A Proof-of-Concept Development on Speech Analysis for Concussion Detection
Proceedings Paper
De Silva, U, Madanian, S, Narayanan, A et al. (2025). A Proof-of-Concept Development on Speech Analysis for Concussion Detection
. 329 1008-1012. 10.3233/SHTI250991
De Silva, U, Madanian, S, Narayanan, A et al. (2025). A Proof-of-Concept Development on Speech Analysis for Concussion Detection
. 329 1008-1012. 10.3233/SHTI250991
Speech signal analysis to support objective clinical decision-making has gained immense interest, especially in neurological disorders.

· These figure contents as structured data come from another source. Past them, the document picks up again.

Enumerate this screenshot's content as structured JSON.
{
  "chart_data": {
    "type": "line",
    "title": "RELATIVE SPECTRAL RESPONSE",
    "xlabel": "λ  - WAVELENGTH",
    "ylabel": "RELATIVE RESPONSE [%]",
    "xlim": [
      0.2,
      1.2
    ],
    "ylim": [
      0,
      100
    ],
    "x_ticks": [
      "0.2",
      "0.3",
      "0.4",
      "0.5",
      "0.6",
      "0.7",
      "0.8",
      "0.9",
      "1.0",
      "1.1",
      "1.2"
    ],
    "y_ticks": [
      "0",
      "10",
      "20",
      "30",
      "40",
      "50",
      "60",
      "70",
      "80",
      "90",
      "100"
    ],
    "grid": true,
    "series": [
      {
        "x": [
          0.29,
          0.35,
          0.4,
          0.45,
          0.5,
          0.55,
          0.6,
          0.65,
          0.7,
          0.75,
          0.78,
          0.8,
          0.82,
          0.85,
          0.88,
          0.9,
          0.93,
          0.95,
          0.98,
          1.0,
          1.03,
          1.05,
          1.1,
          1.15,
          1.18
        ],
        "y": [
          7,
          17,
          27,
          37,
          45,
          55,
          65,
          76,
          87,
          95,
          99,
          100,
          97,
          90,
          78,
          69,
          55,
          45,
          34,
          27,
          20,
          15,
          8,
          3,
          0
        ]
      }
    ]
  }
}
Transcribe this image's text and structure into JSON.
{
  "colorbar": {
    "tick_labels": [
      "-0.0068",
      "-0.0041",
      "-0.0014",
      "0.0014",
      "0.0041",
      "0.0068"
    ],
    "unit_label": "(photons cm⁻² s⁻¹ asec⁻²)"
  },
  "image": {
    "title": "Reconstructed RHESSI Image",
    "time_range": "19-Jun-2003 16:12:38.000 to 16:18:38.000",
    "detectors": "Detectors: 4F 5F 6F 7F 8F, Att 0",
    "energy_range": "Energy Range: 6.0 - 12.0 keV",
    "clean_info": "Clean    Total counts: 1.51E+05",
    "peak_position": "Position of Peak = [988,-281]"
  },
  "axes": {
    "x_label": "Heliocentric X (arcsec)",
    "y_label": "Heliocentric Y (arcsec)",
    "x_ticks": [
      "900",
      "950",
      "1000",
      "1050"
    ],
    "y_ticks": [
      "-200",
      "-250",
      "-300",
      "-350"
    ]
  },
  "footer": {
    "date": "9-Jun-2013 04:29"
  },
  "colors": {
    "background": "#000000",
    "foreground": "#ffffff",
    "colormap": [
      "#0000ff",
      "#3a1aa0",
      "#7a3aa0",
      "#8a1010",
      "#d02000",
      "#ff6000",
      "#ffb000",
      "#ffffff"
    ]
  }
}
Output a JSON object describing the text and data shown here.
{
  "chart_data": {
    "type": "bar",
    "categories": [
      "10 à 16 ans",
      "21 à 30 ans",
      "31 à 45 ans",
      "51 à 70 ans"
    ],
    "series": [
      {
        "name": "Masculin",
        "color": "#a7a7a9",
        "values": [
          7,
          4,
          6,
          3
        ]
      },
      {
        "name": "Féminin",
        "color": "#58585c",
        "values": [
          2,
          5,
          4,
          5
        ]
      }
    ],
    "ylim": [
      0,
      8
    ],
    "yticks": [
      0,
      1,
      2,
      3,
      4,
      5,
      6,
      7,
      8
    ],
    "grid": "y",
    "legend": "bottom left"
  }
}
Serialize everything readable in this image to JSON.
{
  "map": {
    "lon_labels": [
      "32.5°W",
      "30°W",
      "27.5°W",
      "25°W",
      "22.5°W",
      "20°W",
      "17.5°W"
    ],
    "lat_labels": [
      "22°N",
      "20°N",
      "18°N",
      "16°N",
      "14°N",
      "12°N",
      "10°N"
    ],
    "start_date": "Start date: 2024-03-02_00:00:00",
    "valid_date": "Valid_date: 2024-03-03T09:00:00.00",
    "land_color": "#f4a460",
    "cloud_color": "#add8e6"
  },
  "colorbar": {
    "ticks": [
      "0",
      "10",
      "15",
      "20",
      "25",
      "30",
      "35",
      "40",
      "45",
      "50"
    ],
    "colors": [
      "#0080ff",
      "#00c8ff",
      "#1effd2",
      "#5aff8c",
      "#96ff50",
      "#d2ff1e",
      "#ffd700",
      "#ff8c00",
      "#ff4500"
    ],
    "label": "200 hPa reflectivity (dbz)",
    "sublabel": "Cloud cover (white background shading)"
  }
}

This research assessed the feasibility of speech analysis on the detection of concussions. Using a speech dataset from 82 concussed and 82 healthy participants, we extracted two speech feature sets focusing on Mel Frequency Cepstral Coefficients (MFCCs) to characterize speech articulation. A machine learning pipeline was developed to discriminate concussion speech from healthy speech by applying Support Vector Machine (SVM), K-Nearest Neighbors (KNN), and Decision Tree (DT) classifiers. All three classifiers trained on the MFCC-based feature set achieved Matthew's correlation coefficient score above 0.5 on the holdout data set. DT model achieved a 78% sensitivity and 75% specificity. The findings of this research serve as proof-of-concept for speech analysis of concussion detection.